Over 3,000 people have died from the Ebola virus, predominantly in west Africa, in an outbreak declared an international health emergency by the World Health Organisation (WHO). But on Wednesday, a man from Texas became the first person to be diagnosed with Ebola on US soil. So what is Ebola? And it be treated?
What are the disease’s symptoms?
The early signs of Ebola can be similar to flu-like symptoms, including: fever, severe headaches, general weakness, vomiting, diarrhea, and unexplained bruising or bleeding. In its later stages, according to the NIH, the disease causes a severe rash; bleeding from the eyes, nose, mouth, and rectum; and death.

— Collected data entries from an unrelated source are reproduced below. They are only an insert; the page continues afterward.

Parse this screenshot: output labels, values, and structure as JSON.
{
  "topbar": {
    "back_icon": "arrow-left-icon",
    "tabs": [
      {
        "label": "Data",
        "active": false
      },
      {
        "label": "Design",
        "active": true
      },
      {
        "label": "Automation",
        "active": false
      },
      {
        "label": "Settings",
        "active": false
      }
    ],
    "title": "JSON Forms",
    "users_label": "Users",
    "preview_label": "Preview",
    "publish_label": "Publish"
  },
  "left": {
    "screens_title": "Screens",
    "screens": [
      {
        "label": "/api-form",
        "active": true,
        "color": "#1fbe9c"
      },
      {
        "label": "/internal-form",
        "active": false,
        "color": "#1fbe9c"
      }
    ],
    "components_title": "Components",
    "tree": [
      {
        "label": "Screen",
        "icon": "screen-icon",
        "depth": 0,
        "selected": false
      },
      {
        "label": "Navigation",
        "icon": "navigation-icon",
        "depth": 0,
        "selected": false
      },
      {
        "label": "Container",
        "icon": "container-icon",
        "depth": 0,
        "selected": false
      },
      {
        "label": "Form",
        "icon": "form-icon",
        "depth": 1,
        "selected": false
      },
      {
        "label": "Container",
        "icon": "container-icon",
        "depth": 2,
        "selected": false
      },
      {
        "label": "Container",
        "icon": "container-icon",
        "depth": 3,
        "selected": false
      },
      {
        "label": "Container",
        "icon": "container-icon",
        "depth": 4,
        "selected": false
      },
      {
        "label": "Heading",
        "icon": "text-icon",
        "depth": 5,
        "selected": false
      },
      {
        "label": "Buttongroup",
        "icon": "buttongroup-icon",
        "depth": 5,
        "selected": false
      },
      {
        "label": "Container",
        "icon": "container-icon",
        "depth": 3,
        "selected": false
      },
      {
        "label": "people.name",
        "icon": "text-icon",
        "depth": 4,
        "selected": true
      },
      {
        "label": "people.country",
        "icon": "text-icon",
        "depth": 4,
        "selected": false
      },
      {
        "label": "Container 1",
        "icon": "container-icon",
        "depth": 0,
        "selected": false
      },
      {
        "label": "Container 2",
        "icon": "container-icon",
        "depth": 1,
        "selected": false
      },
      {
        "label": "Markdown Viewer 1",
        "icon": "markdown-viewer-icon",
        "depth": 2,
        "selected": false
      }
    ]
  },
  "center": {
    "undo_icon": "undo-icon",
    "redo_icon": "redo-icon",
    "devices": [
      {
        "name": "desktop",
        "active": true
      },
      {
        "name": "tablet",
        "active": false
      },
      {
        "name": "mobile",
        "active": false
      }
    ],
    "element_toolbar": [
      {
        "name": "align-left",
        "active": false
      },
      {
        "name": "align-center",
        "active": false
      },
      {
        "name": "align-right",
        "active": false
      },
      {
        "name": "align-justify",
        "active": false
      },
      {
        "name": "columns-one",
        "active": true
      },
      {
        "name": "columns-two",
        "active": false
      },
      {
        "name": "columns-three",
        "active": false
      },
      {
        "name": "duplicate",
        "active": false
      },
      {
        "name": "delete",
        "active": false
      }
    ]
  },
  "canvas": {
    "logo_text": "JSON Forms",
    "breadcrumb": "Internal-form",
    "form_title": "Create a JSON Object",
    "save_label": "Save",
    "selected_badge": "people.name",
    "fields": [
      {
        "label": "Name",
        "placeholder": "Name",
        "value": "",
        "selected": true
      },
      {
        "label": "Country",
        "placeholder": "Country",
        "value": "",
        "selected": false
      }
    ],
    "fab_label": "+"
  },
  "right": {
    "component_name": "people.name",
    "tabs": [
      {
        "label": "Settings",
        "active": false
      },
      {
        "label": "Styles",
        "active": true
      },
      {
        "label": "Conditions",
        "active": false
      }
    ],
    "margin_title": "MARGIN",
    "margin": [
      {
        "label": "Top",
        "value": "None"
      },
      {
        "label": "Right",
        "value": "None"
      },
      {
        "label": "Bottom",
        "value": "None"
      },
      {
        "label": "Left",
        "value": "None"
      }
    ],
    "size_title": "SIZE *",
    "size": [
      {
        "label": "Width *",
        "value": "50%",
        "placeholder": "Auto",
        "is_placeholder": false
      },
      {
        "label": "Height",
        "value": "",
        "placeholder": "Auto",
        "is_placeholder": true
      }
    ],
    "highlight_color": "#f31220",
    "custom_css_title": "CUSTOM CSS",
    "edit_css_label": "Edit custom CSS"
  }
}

Learn to recognize the symptoms of Ebola HF.
The more you know about recognizing the symptoms of infection, the better protected you’ll be. While the symptoms of infection are somewhat general, you can use your judgment to determine whether or not your proximity to the infection and the symptoms you note might signify the presence of the disease. Symptoms have appeared anywhere from 48 hours following exposure to three weeks after exposure, though most symptoms should appear in about a week.
- Common symptoms of the disease include:
- Joint and muscle aches
- Stomach pain
- Lack of appetite
- Less common symptoms include:
- Redness in the eyes
- Sore throat
- Chest pain
- Difficulty breathing or swallowing
Bleeding inside and outside of the body
How does Ebola spread?
Ebola is not airborne. It is spread through bodily fluids, and patients are contagious only while they’re displaying symptoms.
What is the Ebola virus’s survival rate?
The average Ebola survival rate is about 50 percent, according to the World Health Organization, but it varies greatly, in part because of the different medical resources available to treat different patients.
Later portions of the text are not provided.